@SteffJay I am sorry, I have no X5000, so I cannot see it. Only downloads of registered systems are visible. Did you registred your AmigaOS 4.1FE on Hyperion? Here areyour registered systems. Here should be download of AmigaOS 4.1FE.
Please, an some X5000 user confirm, if dowloads are on Hyperion site?
AmigaOS3: Amiga 1200 AmigaOS4: Micro A1-C, AmigaOne XE, Pegasos II, Sam440ep, Sam440ep-flex, AmigaOne X1000 MorphOS: Efika 5200b, Pegasos I, Pegasos II, Powerbook, Mac Mini, iMac, Powermac Quad
Surely there is a way to modify the installation routine to automatically adjust the kicklayout file for owners of X5000 and X1000, instead of using this risky method of expecting the user to make the changes manually.
And, yes, keep a copy of the original kicklayout file just in case.
It's not perfect, but you should have a USB stick at the least with your X5000, and you should be able to boot into the boot menu. Yes, the incompatibility of some keyboards is annoying.
Anyway, that is just my opinion. I see though: it is not particularly user friendly unless all the planets align.
If liberty means anything at all, it means the right to tell people what they do not want to hear. George Orwell.
Surely there is a way to modify the installation routine to automatically adjust the kicklayout file for owners of X5000 and X1000
Of course there is, and this has also been discussed, e.g. back when preparing Update 2.
But there are so many ways a Kicklayout file can look (I have one with 25 different active configs - yes, in one file), and so much that can go wrong, so in the end it was decided not to try it.
Maybe one day someone will get the idea to write a simple GUI tool to maintain Kicklayout files; if anybody bites, I'm willing to test and make suggestions etc.
Of course, the whole thing is a bit annoying if you just want to get your system up and running, as in our example.
To be honest, you should not change anything on the recovery USB stick as it is for emergencies and you can get back your system that is no longer working. I personally like the idea of the recovery USB stick and I also got it when I bought my X5000.
Can AmigaOs4.1 also be booted from a USB-CDRom? I haven't tried this myself.

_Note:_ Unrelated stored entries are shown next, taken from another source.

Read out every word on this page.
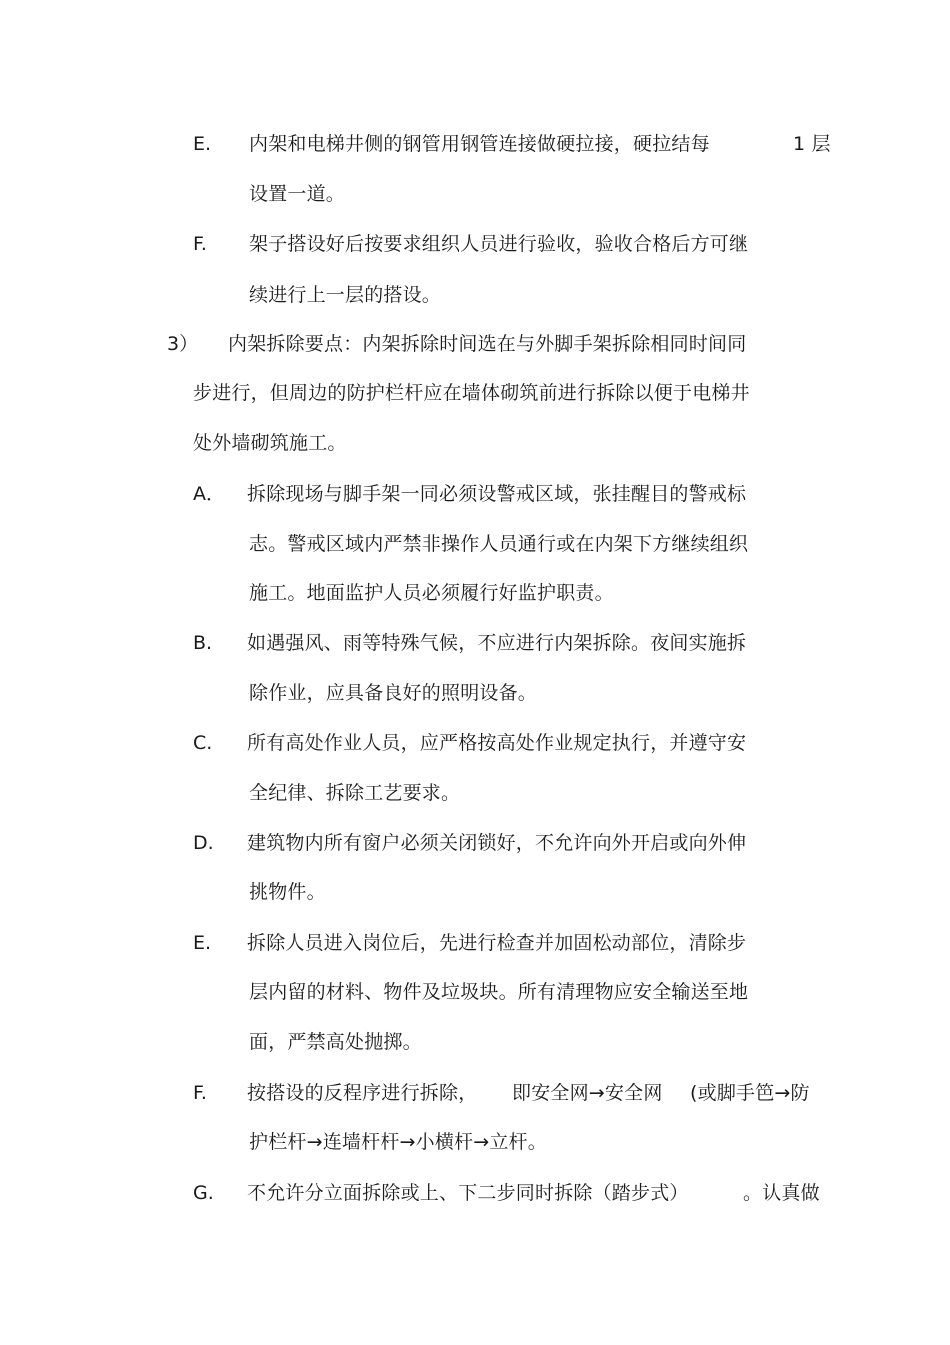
E. 内架和电梯井侧的钢管用钢管连接做硬拉接，硬拉结每	1 层
设置一道。
F. 架子搭设好后按要求组织人员进行验收，验收合格后方可继
续进行上一层的搭设。
3） 内架拆除要点：内架拆除时间选在与外脚手架拆除相同时间同
步进行，但周边的防护栏杆应在墙体砌筑前进行拆除以便于电梯井
处外墙砌筑施工。
A． 拆除现场与脚手架一同必须设警戒区域，张挂醒目的警戒标
志。警戒区域内严禁非操作人员通行或在内架下方继续组织
施工。地面监护人员必须履行好监护职责。
B. 如遇强风、雨等特殊气候，不应进行内架拆除。夜间实施拆
除作业，应具备良好的照明设备。
C. 所有高处作业人员，应严格按高处作业规定执行，并遵守安
全纪律、拆除工艺要求。
D. 建筑物内所有窗户必须关闭锁好，不允许向外开启或向外伸
挑物件。
E. 拆除人员进入岗位后，先进行检查并加固松动部位，清除步
层内留的材料、物件及垃圾块。所有清理物应安全输送至地
面，严禁高处抛掷。
F. 按搭设的反程序进行拆除， 即安全网→安全网 (或脚手笆→防
护栏杆→连墙杆杆→小横杆→立杆。
G. 不允许分立面拆除或上、下二步同时拆除（踏步式）	。认真做
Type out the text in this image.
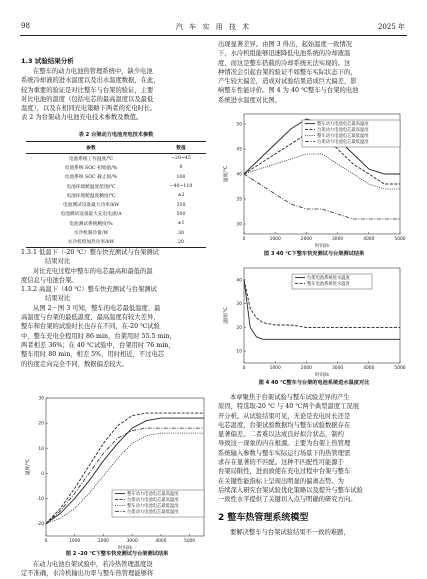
98	汽 车 实 用 技 术	2025 年
1.3 试验结果分析
在整车的动力电池热管理系统中，缺少电池
系统冷却液的进水温度以及出水温度数据，在此，
较为重要的验证是对比整车与台架的验证，主要
对比电池的温度（包括电芯的最高温度以及最低
温度），以及在相同充电策略下两者的充电时长。
表 2 为台架动力电池充电技术参数及数值。
表 2 台架动力电池充电技术参数
参数	数值
电池系统工作温度/℃	−20~45
电池系统 SOC 初始值/%	0
电池系统 SOC 截止值/%	100
电池环境舱温度范围/℃	−40~110
电池环境舱温度精度/℃	±2
电池测试设备最大功率/kW	350
电池测试设备最大充电电流/A	500
电池测试系统精度/%	±1
水冷机制冷量/W	30
水冷机组加热功率/kW	20
1.3.1 低温下（-20 ℃）整车快充测试与台架测试
结果对比
对比充电过程中整车的电芯最高和最低的温
度信息与电池台架。
1.3.2 高温下（40 ℃）整车快充测试与台架测试
结果对比
从图 2－图 3 可知，整车的电芯最低温度、最
高温度与台架的最低温度、最高温度有较大差异，
整车和台架的试验时长也存在不同，在-20 ℃试验
中，整车充电全程用时 86 min，台架用时 55.5 min，
两者相差 36%；在 40 ℃试验中，台架用时 76 min，
整车用时 80 min，相差 5%，用时相近，不过电芯
的热度走向完全不同，数据偏差较大。
-20
-10
0
10
20
30
0	1000	2000	3000	4000	5000
温度/℃
时间/s
整车动力电池电芯最高温度
台架动力电池电芯最高温度
整车动力电池电芯最低温度
台架动力电池电芯最低温度
图 2 -20 ℃下整车快充测试与台架测试结果
在动力电池台架试验中，若冷热管理温度设
定不准确，水冷机输出功率与整车热管理能够将
出现显著差异。由图 3 得出，起始温度一致情况
下，水冷机组能够迅速降低电池系统的冷却液温
度，而这是整车搭载的冷却系统无法实现的。这
种情况会引起台架的验证不如整车实际状态下的，
产生较大偏差，造成对试验结果造成巨大偏差，影
响整车性能评价。图 4 为 40 ℃整车与台架的电池
系统进水温度对比图。
30
35
40
45
50
0	1000	2000	3000	4000	5000
温度/℃
时间/s
整车动力电池电芯最高温度
台架动力电池电芯最高温度
整车动力电池电芯最低温度
台架动力电池电芯最低温度
图 3 40 ℃下整车快充测试与台架测试结果
10
20
30
40
0	1000	2000	3000	4000	5000
温度/℃
时间/s
台架电池系统进水温度
整车电池系统进水温度
图 4 40 ℃整车与台架的电池系统进水温度对比
本章聚焦于台架试验与整车试验差异的产生
原因，特选取-20 ℃ 与 40 ℃两个典型温度工况展
开分析。从试验结果可见，无论是充电时长还是
电芯温度，台架试验数据均与整车试验数据存在
显著偏差。二者难以达成良好拟合状态，制约
导致这一现象的内在根源。主要为台架上热管理
系统输入参数与整车实际运行场景下的热管理需
求存在显著的不匹配。这种不匹配性可能源于
台架局限性，进而致使在充电过程中台架与整车
在关键性能指标上呈现出明显的偏离态势。为
后续深入研究台架试验优化策略以及提升与整车试验
一致性水平提供了关键切入点与明确的研究方向。
2 整车热管理系统模型
要解决整车与台架试验结果不一致的难题，
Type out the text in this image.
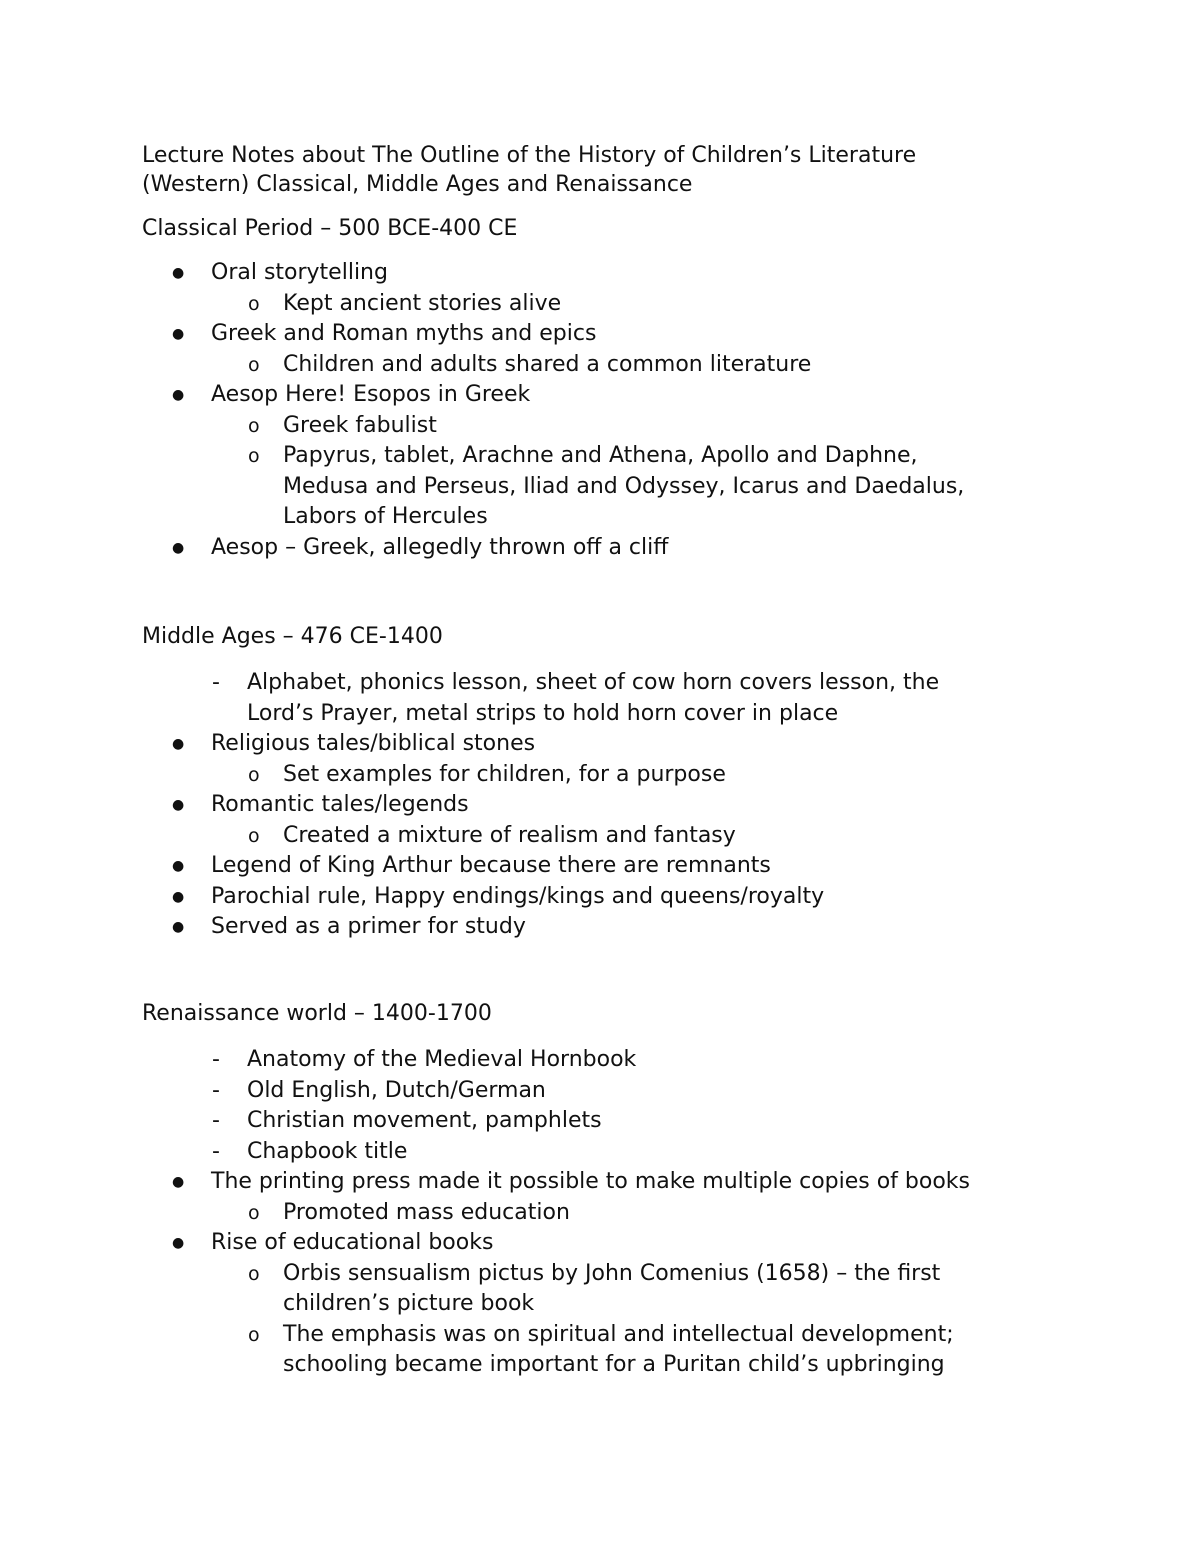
Lecture Notes about The Outline of the History of Children’s Literature
(Western) Classical, Middle Ages and Renaissance
Classical Period – 500 BCE-400 CE
● Oral storytelling
o Kept ancient stories alive
● Greek and Roman myths and epics
o Children and adults shared a common literature
● Aesop Here! Esopos in Greek
o Greek fabulist
o Papyrus, tablet, Arachne and Athena, Apollo and Daphne,
Medusa and Perseus, Iliad and Odyssey, Icarus and Daedalus,
Labors of Hercules
● Aesop – Greek, allegedly thrown off a cliff
Middle Ages – 476 CE-1400
- Alphabet, phonics lesson, sheet of cow horn covers lesson, the
Lord’s Prayer, metal strips to hold horn cover in place
● Religious tales/biblical stones
o Set examples for children, for a purpose
● Romantic tales/legends
o Created a mixture of realism and fantasy
● Legend of King Arthur because there are remnants
● Parochial rule, Happy endings/kings and queens/royalty
● Served as a primer for study
Renaissance world – 1400-1700
- Anatomy of the Medieval Hornbook
- Old English, Dutch/German
- Christian movement, pamphlets
- Chapbook title
● The printing press made it possible to make multiple copies of books
o Promoted mass education
● Rise of educational books
o Orbis sensualism pictus by John Comenius (1658) – the first
children’s picture book
o The emphasis was on spiritual and intellectual development;
schooling became important for a Puritan child’s upbringing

MacStudio ARM M1 Max Qemu//Pegasos2 AmigaOs4.1 FE / AmigaOne x5000/40 AmigaOs4.1 FE
Yeah. Many years of testing (alpha, beta, RC) and having to be able to fall back etc. Maybe half of them are not in use any more, but I keep them so I don't have to get used to new numbers/letters to press in the AmigaBoot menu.
A fresh OS4.2 iso will solve all these problems :)
There is another scenario when updated kickstart modules and kicklayouts becomes problematic.
I don't always have my kickstart folder in sys:kickstart
But having an "novice" mode and advanced mode would be better for kickstart configurations where novice mode would be used most of the time with a standard kickstart-layout that just works.
The problem with these "solves most normal situations" solutions is that they don't necessarily.
Say you have just two boot partitions, one for daily use and one for fallback. And you have the Kicklayout covering both in the first one's Kickstart dir. Some smart friend has set those up for you, and you know that when you make an update, and something goes wrong, you can always boot the fallback system and fix it (or get help to fix it).
So if you run this update on the daily partition, you certainly don't want a sed line to change both your configurations in your one Kicklayout file, because then your fallback system is dead in the water. The line in Kicklayout now refers to p50x0, but you still have the old p5020 file in the fallback's Kickstart.
Situations like this are the reason for the decision not to try doing the update automatically.
Believe me, it was a lengthy discussion, and much can be said for both opinions, but in the end, that's how the decision was taken.